Identification of an antimalarial synthetic trioxolane drug development candidate

Abstract

The discovery of artemisinin more than 30 years ago provided a completely new antimalarial structural prototype; that is, a molecule with a pharmacophoric peroxide bond in a unique 1,2,4-trioxane heterocycle¹. Available evidence^2,3,4 suggests that artemisinin and related peroxidic antimalarial drugs exert their parasiticidal activity subsequent to reductive activation by haem, released as a result of haemoglobin digestion by the malaria-causing parasite. This irreversible redox reaction produces carbon-centred free radicals, leading to alkylation of haem⁵ and proteins (enzymes)⁶, one of which—the sarcoplasmic-endoplasmic reticulum ATPase PfATP6 (ref. 7)—may be critical to parasite survival.

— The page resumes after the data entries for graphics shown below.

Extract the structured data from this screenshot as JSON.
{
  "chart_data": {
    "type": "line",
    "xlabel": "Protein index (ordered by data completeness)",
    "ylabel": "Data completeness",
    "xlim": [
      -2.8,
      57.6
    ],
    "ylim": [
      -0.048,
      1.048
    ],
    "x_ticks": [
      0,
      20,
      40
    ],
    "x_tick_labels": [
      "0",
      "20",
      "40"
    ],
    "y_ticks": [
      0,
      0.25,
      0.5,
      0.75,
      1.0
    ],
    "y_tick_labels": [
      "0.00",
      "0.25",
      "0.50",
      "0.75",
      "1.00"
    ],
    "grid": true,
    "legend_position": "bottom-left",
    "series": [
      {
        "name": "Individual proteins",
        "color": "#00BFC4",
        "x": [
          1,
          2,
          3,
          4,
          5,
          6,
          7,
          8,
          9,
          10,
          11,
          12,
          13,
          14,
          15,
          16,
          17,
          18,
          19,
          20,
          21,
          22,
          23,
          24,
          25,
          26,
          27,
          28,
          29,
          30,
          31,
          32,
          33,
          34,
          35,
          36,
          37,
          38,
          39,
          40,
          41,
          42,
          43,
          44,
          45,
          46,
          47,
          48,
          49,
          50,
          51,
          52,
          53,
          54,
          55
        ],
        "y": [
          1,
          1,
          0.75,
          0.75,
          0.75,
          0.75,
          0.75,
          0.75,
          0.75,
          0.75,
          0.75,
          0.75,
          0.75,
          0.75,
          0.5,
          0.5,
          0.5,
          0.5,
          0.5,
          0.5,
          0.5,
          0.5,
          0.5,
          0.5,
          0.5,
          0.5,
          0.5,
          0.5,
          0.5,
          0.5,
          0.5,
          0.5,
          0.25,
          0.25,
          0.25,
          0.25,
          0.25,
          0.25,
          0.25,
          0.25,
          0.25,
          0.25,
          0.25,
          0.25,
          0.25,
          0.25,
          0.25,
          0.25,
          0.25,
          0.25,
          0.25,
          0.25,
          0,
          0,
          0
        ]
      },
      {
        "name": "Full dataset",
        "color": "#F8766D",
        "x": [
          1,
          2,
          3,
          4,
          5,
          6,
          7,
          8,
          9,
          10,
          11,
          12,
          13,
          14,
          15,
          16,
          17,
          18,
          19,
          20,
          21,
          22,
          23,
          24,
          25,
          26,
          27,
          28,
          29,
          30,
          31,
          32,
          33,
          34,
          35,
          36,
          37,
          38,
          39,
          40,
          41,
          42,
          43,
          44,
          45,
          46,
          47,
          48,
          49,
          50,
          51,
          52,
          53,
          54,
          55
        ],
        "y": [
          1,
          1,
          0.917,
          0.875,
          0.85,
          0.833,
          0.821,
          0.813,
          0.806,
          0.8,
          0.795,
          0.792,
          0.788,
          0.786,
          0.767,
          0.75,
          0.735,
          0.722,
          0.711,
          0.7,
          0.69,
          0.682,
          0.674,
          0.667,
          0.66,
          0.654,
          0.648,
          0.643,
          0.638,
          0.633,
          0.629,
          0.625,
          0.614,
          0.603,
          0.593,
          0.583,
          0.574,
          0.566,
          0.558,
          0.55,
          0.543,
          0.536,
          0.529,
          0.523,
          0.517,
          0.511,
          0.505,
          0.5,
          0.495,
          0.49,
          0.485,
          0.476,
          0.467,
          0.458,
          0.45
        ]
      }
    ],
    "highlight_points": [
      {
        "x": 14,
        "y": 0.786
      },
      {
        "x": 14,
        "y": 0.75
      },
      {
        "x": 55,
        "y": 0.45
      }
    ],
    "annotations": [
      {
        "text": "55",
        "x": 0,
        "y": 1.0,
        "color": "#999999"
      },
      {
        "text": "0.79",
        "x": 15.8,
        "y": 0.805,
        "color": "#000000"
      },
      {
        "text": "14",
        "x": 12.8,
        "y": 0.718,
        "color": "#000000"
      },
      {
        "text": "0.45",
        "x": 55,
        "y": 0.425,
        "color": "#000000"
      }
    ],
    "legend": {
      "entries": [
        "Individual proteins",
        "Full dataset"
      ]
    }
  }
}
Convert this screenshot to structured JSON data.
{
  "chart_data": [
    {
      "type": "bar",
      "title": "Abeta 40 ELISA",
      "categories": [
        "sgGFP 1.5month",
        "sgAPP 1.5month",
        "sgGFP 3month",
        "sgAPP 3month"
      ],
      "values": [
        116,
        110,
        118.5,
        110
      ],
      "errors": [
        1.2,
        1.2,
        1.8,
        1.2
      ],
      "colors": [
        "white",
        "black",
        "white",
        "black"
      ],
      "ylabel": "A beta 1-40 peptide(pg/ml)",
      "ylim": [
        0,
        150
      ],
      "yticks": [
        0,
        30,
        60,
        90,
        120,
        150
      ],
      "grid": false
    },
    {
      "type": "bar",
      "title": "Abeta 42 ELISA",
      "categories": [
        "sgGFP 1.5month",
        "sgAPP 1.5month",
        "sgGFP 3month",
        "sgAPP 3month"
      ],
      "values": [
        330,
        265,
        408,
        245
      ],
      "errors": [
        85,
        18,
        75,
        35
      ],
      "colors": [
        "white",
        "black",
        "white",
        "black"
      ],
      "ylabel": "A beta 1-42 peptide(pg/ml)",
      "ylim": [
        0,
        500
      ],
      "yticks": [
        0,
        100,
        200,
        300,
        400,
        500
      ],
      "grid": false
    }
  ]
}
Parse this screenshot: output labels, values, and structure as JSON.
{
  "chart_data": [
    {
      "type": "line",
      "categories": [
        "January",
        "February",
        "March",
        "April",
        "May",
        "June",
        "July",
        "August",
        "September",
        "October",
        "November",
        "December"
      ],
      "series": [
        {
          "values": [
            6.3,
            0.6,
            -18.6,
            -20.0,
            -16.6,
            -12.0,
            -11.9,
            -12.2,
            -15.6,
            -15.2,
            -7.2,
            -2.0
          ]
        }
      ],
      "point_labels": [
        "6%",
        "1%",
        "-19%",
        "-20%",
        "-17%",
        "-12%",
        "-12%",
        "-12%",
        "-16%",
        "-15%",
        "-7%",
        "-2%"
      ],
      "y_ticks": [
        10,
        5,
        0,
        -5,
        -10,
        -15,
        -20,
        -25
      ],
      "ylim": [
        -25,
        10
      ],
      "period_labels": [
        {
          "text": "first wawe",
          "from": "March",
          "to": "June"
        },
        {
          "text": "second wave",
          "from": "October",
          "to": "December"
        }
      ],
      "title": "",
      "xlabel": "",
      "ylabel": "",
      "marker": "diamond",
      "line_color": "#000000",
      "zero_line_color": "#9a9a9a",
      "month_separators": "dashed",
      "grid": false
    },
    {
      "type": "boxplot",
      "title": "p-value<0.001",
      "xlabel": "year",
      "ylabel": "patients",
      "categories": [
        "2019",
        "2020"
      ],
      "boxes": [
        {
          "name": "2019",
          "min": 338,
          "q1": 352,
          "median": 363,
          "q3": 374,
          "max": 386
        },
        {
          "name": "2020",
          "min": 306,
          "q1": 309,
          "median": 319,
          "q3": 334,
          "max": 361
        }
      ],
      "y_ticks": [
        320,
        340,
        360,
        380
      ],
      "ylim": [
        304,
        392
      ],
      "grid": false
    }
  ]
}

Notably, there is no evidence of drug resistance to any member of the artemisinin family of drugs⁸. The chemotherapy of malaria has benefited greatly from the semi-synthetic artemisinins artemether and artesunate as they rapidly reduce parasite burden, have good therapeutic indices and provide for successful treatment outcomes⁹. However, as a drug class, the artemisinins suffer from chemical¹⁰ (semi-synthetic availability, purity and cost), biopharmaceutical¹¹ (poor bioavailability and limiting pharmacokinetics) and treatment^8,11 (non-compliance with long treatment regimens and recrudescence) issues that limit their therapeutic potential. Here we describe how a synthetic peroxide antimalarial drug development candidate was identified in a collaborative drug discovery project.